If you run NetApp equipment in your data center, you’re almost certainly familiar with 7-Mode (also called ONTAP Traditional or 7G), the basic operating system for NetApp enterprise storage solutions for more than 20 years. NetApp’s newer and more complex operating system, Clustered Data ONTAP (cDOT), has gone through several versions since its’ rollout 10 years ago in an attempt to achieve more feature parity between 7-Mode and cDOT. As it stands now, the features that truly separate cDOT from 7-Mode are mostly for scale-out solutions as opposed to scale up. Despite offering minimal downtime during hardware upgrades or refreshes, the market has not quickly taken to cDOT. The main reason? It can be quite pricey to convert, which is why literally thousands of companies are still using 7-Mode.

So is converting to cDOT the right move for the NetApp equipment in your data center? If the performance of your current gear is stable and hasn’t resulted in many support calls, then it’s probably best to stay with 7-Mode for the time being, and here is why. As mentioned earlier, moving to cDOT can get expensive, but it is also quite complex. Because of this complexity, your best bet is to use NetApp’s professional services to perform the upgrade, and the service is certainly not free. Performing the upgrade in-house will likely require more prep time and man hours than you can reasonably allocate.

Now, all of that being said, there is a compelling reason to upgrade; the current version of 7-Mode is the final one. NetApp is no longer upgrading the OS. If you foresee the need to greatly expand the size and capability of your data center sometime in the near future, then upgrading to cDOT is something you should consider, as the enhanced OS has been shown to make things run faster, more efficiently, and reduce downtime.

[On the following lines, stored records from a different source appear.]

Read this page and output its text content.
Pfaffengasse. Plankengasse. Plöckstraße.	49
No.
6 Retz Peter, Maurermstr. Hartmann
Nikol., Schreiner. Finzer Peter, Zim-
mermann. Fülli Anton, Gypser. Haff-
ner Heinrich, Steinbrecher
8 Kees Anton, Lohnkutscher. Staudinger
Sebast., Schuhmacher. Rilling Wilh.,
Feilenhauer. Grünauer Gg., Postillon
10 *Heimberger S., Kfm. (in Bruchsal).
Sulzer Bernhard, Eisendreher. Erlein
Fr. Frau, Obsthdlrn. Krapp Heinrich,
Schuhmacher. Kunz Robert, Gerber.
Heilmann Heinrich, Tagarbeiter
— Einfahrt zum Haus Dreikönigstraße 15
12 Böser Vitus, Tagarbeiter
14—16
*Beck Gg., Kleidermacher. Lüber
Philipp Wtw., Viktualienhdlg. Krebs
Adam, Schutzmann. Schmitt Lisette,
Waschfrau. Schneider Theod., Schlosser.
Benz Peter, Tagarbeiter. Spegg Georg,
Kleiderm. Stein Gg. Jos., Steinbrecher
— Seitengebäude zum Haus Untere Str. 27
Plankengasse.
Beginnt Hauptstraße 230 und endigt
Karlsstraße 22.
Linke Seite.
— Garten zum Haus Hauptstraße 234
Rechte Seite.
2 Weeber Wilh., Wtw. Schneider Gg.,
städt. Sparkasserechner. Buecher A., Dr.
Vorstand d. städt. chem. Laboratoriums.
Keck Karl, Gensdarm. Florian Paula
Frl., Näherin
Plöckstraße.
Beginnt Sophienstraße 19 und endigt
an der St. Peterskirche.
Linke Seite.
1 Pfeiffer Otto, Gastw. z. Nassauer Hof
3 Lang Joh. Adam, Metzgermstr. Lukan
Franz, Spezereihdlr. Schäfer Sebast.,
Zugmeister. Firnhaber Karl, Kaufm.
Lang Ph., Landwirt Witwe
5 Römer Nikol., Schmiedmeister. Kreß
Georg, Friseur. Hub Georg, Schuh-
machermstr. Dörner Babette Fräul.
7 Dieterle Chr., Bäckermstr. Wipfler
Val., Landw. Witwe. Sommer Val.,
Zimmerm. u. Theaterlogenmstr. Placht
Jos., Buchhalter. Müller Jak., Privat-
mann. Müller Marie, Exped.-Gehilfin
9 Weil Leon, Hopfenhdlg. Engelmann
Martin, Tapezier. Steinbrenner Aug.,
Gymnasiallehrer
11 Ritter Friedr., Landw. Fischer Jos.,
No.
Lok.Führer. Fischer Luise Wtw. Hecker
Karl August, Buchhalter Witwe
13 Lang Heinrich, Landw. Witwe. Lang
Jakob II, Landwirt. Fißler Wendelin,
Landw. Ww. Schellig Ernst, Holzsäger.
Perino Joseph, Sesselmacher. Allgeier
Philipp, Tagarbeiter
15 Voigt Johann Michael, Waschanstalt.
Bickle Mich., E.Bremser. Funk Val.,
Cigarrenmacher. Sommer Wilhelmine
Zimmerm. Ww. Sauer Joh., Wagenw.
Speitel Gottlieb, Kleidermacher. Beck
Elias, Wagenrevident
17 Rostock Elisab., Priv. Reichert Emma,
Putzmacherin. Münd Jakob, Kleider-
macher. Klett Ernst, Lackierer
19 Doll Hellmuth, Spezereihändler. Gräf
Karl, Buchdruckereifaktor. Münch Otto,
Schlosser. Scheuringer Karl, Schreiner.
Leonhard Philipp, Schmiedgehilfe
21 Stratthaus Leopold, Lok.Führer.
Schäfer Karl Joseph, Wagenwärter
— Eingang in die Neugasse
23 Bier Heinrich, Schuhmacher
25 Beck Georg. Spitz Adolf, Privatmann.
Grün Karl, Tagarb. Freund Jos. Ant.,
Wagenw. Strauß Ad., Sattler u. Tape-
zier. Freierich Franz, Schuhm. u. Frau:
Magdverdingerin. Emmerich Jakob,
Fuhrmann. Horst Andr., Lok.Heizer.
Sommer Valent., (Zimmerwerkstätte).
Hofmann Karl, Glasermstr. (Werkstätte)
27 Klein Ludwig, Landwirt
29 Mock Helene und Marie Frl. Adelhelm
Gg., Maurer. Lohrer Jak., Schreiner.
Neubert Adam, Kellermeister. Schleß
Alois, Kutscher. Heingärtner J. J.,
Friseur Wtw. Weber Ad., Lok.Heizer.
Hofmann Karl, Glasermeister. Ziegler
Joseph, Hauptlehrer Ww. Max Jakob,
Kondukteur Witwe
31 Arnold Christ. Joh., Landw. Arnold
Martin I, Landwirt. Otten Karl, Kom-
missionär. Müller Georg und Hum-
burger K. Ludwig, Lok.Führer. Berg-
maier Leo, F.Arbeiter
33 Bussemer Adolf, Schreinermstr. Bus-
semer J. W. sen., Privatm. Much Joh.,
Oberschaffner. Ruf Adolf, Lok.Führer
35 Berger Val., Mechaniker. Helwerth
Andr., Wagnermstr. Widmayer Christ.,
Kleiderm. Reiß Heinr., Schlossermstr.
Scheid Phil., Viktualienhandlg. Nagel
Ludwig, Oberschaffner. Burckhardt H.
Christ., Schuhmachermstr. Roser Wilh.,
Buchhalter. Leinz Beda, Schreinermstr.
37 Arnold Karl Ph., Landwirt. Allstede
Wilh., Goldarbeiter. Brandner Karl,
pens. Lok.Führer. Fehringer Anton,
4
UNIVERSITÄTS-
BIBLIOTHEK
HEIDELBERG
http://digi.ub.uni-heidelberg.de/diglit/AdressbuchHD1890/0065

If you currently have issues in your data center that would be solved by a hardware refresh, then upgrading to cDOT at the same time is something to consider, especially if you foresee more hardware updates coming down the road and need as little disruption as possible in the process. However, if your data center has been performing well and the business does not require large upgrades in size and capacity soon, you should be fine staying with 7-Mode for quite a while despite the likely push you’ll get from the OEM to upgrade.

If you are concerned about 7-Mode no longer being supported since there are no further versions coming, not to worry. 7-Mode is so widely adopted and entrenched in countless data centers that NetApp is likely to keep supporting it for the next several years. There is a chance the price tag for OEM support will increase, but third-party maintenance from companies like Reliant Technology plan on supporting hardware running on 7-Mode for a long time.